The purpose of public consultation is to seek stakeholder views on the exposure draft legislation and explanatory material. Deadline for submissions is 28th September.
Changes To CGT.
The Bill encourages investment in affordable housing for members of the community earning low to moderate incomes. This is achieved by allowing investors to have an additional affordable housing capital gains discount of up to 10 percent at the time a CGT event occurs to an ownership interest in a dwelling that is residential premises that has been used to provide affordable housing. By reducing the CGT that is payable upon disposal of affordable housing, it ensures that a greater proportion of the gain realised at disposal is retained by the investor.
The additional capital gains discount applies to investments by individuals directly in affordable housing or investments in affordable housing by individuals through trusts (other than public unit trusts and superannuation funds), including MITs to the extent the distribution or attribution is to the individual and includes such a capital gain.
An individual is eligible for an additional affordable housing capital gains discount (direct investment) on a capital gain if they:
- make a discount capital gain from a CGT event happening in relation to a CGT asset that is their ownership interest in a dwelling; and
- used the dwelling to provide affordable housing for at least three years (1095 days) which may be aggregate usage over different periods.

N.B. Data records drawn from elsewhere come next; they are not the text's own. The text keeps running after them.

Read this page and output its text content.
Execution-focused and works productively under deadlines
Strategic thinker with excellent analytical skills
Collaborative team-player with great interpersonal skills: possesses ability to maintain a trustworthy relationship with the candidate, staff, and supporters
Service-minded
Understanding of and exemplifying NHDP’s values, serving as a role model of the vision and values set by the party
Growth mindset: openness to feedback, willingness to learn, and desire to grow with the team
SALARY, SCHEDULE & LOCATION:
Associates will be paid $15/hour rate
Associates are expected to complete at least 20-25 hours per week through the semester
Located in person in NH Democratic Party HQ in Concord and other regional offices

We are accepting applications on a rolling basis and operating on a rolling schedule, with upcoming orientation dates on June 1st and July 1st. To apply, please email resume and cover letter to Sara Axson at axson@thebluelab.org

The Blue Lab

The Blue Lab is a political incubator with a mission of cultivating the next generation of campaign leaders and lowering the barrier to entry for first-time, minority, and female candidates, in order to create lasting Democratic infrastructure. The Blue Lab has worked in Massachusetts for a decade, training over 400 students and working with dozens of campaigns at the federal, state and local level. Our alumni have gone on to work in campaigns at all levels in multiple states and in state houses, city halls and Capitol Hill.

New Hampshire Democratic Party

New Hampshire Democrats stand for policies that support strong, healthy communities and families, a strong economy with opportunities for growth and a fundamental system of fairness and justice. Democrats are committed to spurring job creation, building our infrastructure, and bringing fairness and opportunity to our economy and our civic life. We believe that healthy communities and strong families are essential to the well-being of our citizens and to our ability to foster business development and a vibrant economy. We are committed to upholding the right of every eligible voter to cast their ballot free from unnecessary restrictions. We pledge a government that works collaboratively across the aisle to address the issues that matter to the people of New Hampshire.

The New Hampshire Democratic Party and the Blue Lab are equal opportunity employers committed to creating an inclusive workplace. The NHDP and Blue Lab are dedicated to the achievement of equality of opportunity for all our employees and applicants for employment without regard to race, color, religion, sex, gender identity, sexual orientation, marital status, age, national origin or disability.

Only dwellings that are residential premises that are not commercial residential premises can be used to provide affordable housing. Therefore this measure does not apply to caravans, mobile homes and houseboats as they are not residential premises.
The tenancy of the dwelling or its availability for rent to be exclusively managed by an eligible community housing provider. Community housing providers provide rental housing to tenants who are members of the community earning low to moderate incomes. Community housing providers may own some of the dwellings, however they also manage dwellings on behalf of investors, institutions and state and territory governments. Many community housing providers specialise in providing accommodation to particular client groups which may include disability housing, aged tenants and youth housing. Community housing providers are regulated by the states and territories. For the purposes of this measure an eligible community housing provider is an entity that is registered as a community housing provider to provide community housing services under a law of the Commonwealth, state or territory or is registered by an Australian.
Affordable housing through managed investment trusts.
The proposals will amend taxation laws to encourage managed investment trusts (MITs) to invest in affordable housing. They:
- allow MITs to invest in dwellings that are residential premises (but not commercial residential premises) that are used to provide affordable housing primarily for the purpose of deriving rent; and
- apply the concessional 15 per cent withholding tax rate to fund payments: – to the extent they consist of affordable housing rental income and certain capital gains from dwelling used to provide affordable housing; and – that are paid or attributed to MIT members who are foreign residents of jurisdictions which Australia has listed as an exchange of information country.
A MIT is a type of unit trust which investors can use to collectively invest in assets that produce passive income, such as shares, property or fixed interest assets. There also currently is significant uncertainty about the eligibility rules for trusts being MITs if investments are made in dwellings that are residential premises. This is because there is a view that investment in residential property is not made for a primary purpose of earning rental income. It is instead for delivering capital gains from increased property values, and therefore not eligible for the MIT tax concessions.
This measure clarifies the eligibility rules for trusts to be MITs if they invest in dwellings that are residential premises. This will help to provide investors with investment certainty. This change will not, however, affect MITs investing in commercial residential premises. This means that trusts can invest in commercial residential premises and qualify as MITs provided this investment is primarily for the purpose of deriving rent consistent with the eligible investment business rules.